How Long Does Record/Replay Take?
Record/replay overhead is a function of the number of memory accesses and the amount of sharing in the test program.
Time for Recording/Replaying a Region
Source: CGO2014 paper on DrDebug
Slow Down for Whole-Program Recording
Source: Measured with PinPlay kit v2.0. (We are continuously looking to improve these kits.)
Average Slowdown x Native |
|||
---|---|---|---|
Benchmark/Input |
How It Was Recorded/Replayed (pin -t pinplay-driver.so ...) |
Logger | Replayer |
SPEC2006/'ref' |
-log:mt 0 / -replay:addr_trans 0 |
98x | 11x |
PARSEC/'native' >=4T |
-log:mt 1 / -replay:addr_trans 0 |
197x | 37x |
Why Does PinPlay Have a High Overhead (Especially for Recording)?
The design goals of PinPlay were:
- No special hardware requirement (including no reliance on hardware performance counters).
- No special operating system requirement (including no virtual machine nor modified kernel).
- Complete and faithful reproduction of multithreaded schedules.
- Portability (small size, operating system independence) of a recording ("pinball").
- No program source is needed. No recompilation nor relinking is required.
As a result, PinPlay works on multiple operating systems out of the box and guarantees that a bug, once captured, will not escape. However, that comes with a high overhead, especially during recording.
There are two major sources of slowdown in PinPlay (we are continuously looking to improve these issues).
System Call Side-Effect Analysis
A shadow memory is implemented during recording. All real memory writes observed in the program are replicated on the shadow memory. Memory reads lead to a comparison of real memory values and shadow memory values and mismatch or missing value leads to an injection being emitted in the *.sel file. At replay time, all memory reads are monitored and recorded memory values are injected if present. The details are described in our SIGMETRICS 2006 paper, "Automatic Logging of Operating System Effects to Guide Application-Level Architecture Simulation."
The overhead of this technique is proportional to the number of memory accesses in the program.

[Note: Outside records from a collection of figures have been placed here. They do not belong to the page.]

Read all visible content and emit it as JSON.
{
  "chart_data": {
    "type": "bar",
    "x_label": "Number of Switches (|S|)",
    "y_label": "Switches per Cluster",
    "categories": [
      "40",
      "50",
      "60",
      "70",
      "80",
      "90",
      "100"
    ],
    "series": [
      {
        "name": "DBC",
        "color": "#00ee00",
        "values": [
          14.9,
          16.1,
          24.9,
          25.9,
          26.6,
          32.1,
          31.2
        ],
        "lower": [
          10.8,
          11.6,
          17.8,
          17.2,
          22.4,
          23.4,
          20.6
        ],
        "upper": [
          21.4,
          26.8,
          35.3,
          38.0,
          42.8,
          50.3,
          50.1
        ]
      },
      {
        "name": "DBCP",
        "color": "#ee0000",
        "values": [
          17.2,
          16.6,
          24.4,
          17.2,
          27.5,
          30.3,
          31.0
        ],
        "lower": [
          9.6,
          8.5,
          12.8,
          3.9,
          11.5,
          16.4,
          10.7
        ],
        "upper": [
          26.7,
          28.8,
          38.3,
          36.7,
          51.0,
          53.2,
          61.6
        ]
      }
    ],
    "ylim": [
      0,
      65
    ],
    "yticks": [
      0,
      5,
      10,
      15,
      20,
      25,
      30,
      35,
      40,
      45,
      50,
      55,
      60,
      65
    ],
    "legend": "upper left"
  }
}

Shared Memory Access Order Analysis
During recording, all memory accesses are monitored and a cache coherency protocol is simulated, including maintenance of the last reader or writer for each shared memory access. A subset of detected read-after-write, write-after-read, and write-after-write dependences is recorded in the *.race file. During replay, all memory accesses are monitored and a thread is delayed if it tries to access a shared memory location out of order.
The overhead of this technique is proportional to the number of shared memory accesses in the program.